Bürgermeister Kolb reist nach Irland

Die Gefahr, die dieses Virus gerade für ältere Menschen bedeute, sei seit Wochen bekannt. „Es ist für mich deshalb unerklärlich, wieso sich das Vorstandsmitglied trotzdem so kurz nach seiner Rückkehr aus diesem Gebiet zu der Sitzung begab“, sagt Köhler.

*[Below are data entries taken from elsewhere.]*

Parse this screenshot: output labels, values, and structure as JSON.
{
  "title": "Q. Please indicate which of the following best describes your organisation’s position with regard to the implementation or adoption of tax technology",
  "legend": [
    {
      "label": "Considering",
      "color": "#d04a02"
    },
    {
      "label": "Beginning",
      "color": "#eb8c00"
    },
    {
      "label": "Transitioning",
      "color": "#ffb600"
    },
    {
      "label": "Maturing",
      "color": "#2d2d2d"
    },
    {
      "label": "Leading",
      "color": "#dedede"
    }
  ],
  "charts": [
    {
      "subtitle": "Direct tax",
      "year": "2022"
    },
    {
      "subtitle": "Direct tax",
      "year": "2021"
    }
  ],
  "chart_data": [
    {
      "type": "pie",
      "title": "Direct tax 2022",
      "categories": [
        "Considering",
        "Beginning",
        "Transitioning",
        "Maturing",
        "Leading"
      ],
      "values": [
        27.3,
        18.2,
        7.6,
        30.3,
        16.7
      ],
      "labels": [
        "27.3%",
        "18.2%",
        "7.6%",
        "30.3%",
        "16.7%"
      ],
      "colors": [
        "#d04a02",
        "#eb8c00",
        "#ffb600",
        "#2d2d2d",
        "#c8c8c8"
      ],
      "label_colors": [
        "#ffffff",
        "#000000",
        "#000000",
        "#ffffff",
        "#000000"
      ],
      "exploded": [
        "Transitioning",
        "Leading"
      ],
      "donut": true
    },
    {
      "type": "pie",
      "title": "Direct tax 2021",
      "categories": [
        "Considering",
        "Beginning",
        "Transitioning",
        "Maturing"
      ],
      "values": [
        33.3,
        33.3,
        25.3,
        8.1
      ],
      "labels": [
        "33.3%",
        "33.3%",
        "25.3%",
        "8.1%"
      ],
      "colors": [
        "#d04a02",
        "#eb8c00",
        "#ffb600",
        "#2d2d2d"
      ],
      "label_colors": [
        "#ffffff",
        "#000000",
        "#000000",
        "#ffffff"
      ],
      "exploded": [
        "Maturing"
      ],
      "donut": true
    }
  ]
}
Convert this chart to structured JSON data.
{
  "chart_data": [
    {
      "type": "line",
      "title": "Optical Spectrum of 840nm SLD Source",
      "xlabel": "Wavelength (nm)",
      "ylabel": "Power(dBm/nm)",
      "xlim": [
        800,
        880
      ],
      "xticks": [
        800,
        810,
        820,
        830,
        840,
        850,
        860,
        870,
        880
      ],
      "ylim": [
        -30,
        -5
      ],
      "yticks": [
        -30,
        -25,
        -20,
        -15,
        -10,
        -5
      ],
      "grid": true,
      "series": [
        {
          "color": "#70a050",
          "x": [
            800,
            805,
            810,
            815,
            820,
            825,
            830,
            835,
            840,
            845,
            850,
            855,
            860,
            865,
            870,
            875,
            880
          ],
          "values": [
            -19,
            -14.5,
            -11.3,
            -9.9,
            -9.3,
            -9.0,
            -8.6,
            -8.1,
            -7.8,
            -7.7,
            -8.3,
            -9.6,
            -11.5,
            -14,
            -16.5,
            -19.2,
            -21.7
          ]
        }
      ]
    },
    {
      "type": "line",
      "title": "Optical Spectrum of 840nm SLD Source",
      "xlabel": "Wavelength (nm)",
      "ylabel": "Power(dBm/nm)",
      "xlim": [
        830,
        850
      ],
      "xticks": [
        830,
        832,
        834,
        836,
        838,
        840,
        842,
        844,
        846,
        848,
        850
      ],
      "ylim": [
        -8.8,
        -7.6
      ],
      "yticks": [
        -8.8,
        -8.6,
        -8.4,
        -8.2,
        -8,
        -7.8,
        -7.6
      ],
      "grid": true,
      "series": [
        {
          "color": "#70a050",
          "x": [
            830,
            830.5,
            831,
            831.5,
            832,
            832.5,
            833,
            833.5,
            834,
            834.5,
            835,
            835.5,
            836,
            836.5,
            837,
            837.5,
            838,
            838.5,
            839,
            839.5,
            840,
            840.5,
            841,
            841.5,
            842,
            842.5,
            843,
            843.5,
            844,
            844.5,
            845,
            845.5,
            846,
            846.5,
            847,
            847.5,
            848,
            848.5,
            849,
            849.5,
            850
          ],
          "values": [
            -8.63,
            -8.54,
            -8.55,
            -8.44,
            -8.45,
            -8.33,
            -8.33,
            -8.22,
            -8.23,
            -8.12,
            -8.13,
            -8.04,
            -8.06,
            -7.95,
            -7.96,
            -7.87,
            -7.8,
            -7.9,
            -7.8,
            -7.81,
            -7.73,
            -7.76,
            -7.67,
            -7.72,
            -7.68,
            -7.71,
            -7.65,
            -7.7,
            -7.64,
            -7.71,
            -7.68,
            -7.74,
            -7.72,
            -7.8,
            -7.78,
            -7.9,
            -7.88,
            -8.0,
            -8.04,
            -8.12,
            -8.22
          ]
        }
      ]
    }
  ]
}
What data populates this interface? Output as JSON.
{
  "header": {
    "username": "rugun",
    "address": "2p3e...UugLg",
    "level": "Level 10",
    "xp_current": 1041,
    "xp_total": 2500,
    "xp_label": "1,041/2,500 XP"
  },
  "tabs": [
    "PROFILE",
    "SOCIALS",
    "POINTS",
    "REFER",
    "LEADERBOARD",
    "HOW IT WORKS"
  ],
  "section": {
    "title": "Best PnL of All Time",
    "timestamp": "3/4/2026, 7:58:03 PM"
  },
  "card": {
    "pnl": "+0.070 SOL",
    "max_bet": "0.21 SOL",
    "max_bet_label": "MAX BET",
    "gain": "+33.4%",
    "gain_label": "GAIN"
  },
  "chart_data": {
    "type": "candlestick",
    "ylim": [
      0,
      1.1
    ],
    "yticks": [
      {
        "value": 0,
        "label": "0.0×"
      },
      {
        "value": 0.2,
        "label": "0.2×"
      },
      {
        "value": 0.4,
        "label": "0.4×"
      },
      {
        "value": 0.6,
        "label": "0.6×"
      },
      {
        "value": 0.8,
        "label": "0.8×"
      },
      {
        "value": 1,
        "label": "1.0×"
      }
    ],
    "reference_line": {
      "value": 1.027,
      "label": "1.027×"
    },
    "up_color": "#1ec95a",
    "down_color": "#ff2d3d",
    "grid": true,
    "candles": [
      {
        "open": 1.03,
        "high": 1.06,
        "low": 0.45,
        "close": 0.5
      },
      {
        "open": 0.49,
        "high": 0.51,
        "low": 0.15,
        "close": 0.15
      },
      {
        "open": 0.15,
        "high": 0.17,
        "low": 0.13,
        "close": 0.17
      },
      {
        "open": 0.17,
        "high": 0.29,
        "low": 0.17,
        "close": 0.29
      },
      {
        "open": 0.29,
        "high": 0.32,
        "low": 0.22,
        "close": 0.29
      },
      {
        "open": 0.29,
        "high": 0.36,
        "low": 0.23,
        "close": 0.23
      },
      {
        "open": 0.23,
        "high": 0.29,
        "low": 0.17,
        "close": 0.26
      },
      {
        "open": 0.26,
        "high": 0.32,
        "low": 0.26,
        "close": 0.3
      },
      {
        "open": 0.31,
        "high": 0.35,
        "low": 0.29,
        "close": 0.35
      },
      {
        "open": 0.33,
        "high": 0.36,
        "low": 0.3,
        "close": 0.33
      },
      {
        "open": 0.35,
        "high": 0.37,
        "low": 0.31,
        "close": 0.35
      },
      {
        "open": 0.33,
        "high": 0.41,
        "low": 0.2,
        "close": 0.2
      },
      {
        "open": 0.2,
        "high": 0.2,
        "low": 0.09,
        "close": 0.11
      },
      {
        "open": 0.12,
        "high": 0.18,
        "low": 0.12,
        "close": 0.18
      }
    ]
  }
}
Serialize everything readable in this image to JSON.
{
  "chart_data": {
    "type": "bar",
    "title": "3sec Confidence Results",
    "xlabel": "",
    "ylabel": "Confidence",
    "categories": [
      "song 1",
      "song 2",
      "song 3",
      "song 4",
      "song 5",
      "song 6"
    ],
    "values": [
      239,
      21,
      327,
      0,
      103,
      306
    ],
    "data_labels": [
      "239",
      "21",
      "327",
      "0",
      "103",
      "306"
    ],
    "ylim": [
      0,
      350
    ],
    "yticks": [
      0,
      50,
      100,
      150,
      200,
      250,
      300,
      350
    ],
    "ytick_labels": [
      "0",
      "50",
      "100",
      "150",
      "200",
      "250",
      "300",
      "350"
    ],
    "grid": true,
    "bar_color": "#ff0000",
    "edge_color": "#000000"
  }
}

Er könne auch nicht nachvollziehen, warum Bürgermeister Kolb in diesen Krisenzeiten in die irische Partnergemeinde Wicklow reiste. „Ich hätte ihn in dieser Krisenzeit in der Gemeinde erwartet“, sagt Köhler. Kolb verteidigt seine Reise: „Es gibt neue Verantwortliche in Wicklow. Es war die letzte Möglichkeit für mich, persönlich Kontakt zu ihnen aufzunehmen.“

Kolb erklärt, den Mitgliedern des Gemeindevorstands und den betroffenen Mitarbeitern gehe es gut. Weitere Sitzungen des Gemeindevorstands würden als Video- oder Telefonkonferenz abgehalten. Die Verwaltung sei erreichbar und entscheidungsfähig.